The attraction of a sex column is simple: most college students -- honestly, most people past puberty, period -- are either a) having sex; b) talking about having sex; or c) all of the above. Entertainment is usually a key reason behind the publication of sex columns, but the writing is not all about fun. These controversial pieces have proved battlegrounds for the rights of the student press and "appropriate" subjects for publication (ironically, only increasing their popularity and fueling the movement).

Frank LoMonte of the Student Press Law Center points out that "sex is one of those red-flag subjects," especially on conservative or religious campuses, whether in the form of sex columns, explicit pictures or other writing about sex. At private institutions where students lack First Amendment protections, this can lead to direct censorship -- hundreds of copies of a Wagner College newspaper running a sex column in 2003 were yanked from the stands, as was a 2004 publication at La Roche College, a Catholic institution, that advocated teaching safe-sex practices.

Other times, the controversy at a private or public institution is confined to angry letters to the editor or university administration, such as a letter from a parent (self-described as "no shrinking violet and certainly not a prude") expressing his shock at "the whole total lack of any self respect, self worth or religious morality" he felt was exhibited by a University of West Florida sex columnist, whom he also believed to be "emotionally disturbed and quite possibly mentally challenged."
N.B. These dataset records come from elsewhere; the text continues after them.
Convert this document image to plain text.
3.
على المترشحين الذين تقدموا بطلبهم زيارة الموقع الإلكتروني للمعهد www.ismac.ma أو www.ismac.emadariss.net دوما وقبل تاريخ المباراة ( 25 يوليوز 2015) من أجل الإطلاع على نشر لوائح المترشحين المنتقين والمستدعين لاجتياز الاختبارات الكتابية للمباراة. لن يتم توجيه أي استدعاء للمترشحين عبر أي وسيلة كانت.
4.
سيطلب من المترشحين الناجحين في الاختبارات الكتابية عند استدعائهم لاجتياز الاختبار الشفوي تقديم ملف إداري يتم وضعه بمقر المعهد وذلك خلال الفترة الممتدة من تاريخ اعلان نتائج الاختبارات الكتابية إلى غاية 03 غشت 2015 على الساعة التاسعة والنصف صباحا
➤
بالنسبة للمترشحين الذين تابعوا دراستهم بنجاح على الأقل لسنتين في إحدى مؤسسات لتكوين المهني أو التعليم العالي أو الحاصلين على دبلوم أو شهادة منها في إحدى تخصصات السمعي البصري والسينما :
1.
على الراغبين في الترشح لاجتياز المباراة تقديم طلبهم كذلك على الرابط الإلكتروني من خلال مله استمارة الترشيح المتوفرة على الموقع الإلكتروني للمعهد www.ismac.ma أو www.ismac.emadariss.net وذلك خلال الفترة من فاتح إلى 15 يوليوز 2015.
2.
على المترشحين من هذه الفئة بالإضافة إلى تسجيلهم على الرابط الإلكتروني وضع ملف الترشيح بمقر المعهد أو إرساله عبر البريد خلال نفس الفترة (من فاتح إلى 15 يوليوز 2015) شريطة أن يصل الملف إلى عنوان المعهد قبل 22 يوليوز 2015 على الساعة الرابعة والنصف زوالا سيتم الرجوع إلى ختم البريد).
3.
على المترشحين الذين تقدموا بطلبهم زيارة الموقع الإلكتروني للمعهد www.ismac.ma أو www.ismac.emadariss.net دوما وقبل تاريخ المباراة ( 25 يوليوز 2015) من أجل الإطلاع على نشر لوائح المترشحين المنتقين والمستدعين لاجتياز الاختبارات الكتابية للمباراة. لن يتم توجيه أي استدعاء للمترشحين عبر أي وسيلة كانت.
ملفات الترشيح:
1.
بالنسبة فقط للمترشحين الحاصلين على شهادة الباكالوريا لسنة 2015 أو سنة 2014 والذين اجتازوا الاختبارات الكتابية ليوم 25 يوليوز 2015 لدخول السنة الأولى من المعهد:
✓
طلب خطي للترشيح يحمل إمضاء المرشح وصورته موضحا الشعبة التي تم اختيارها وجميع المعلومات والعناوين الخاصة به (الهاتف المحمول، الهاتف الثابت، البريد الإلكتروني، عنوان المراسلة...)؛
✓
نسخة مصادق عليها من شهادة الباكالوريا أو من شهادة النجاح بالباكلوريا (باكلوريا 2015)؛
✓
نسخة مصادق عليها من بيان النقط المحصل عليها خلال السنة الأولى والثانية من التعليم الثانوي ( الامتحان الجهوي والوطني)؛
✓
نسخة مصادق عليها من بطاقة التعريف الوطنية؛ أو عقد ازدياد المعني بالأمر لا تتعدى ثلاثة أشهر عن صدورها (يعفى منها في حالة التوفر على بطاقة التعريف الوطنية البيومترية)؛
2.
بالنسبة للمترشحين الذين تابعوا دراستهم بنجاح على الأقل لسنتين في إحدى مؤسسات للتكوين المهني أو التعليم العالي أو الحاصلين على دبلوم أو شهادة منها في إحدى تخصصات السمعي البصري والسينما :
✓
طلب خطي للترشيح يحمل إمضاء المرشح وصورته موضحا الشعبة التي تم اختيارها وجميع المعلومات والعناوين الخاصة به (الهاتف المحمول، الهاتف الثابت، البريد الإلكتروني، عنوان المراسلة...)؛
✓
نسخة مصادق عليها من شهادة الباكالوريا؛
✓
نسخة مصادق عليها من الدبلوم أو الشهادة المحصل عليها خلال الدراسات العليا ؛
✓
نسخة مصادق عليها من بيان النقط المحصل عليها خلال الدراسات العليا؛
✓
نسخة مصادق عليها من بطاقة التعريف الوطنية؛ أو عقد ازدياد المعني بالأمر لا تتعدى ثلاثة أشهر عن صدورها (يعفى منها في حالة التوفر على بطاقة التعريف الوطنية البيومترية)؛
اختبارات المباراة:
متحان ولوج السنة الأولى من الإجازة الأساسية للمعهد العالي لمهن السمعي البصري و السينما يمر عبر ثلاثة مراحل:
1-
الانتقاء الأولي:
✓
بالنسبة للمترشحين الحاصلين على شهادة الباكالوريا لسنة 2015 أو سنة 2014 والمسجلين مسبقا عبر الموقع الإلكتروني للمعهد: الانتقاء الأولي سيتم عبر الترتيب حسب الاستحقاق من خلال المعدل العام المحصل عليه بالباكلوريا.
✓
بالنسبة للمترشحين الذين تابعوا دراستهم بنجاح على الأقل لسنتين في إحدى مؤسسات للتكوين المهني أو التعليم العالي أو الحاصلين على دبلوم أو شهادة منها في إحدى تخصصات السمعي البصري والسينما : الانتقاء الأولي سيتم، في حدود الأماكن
Despite the constitutional right to freedom of the press, occasionally state universities and even state legislators have attempted to put a stop to sexual content they've found inappropriate. Reacting to cover art depicting a woman's breast and a column on oral sex in publications on two state-funded campuses, in 2005, Republican Arizona state legislator Russell Pearce, added a provision to the state budget that would deny funding to student newspapers. Mark Goodman of the SPLC told a local paper that, in twenty years of work on student press issues, this case about sex in the student press was the first time he had ever seen a state legislature attempt to bar student newspaper funding.

In the most recent incident, this spring University of Montana law professor Kristen Juras attempted to get the Montana Kaimin"Bess Sex" column censored, even contacting state legislators in her efforts to get the paper's funding pulled.

Reimold told me that for 90 percent of sex columnists, the only "political" point they are trying to make is that sex is OK and something we should talk about. Bess Davis of "Bess Sex" agrees that "sex really has nothing to do with politics...that's just an impression built up by the media," and views her column as serving a purpose in opening up discussion in an underreported subject. Yet her column attracted the ire of Juras, who "has a history of advocacy for extremist Christian and right-wing causes," writes Bill Oram, former editor in chief of the Kaimin, such as her position as adviser for the student Christian Legal Society, which sued in 2007 when the Student Bar Association denied it funding due to the group's exclusion of gay students from leadership positions and voting. And in Arizona, it was Pearce (described as "ultraconservative" by a Democratic representative) and his Republican colleagues attempting to censor student papers, with vocal dissent from Democrats.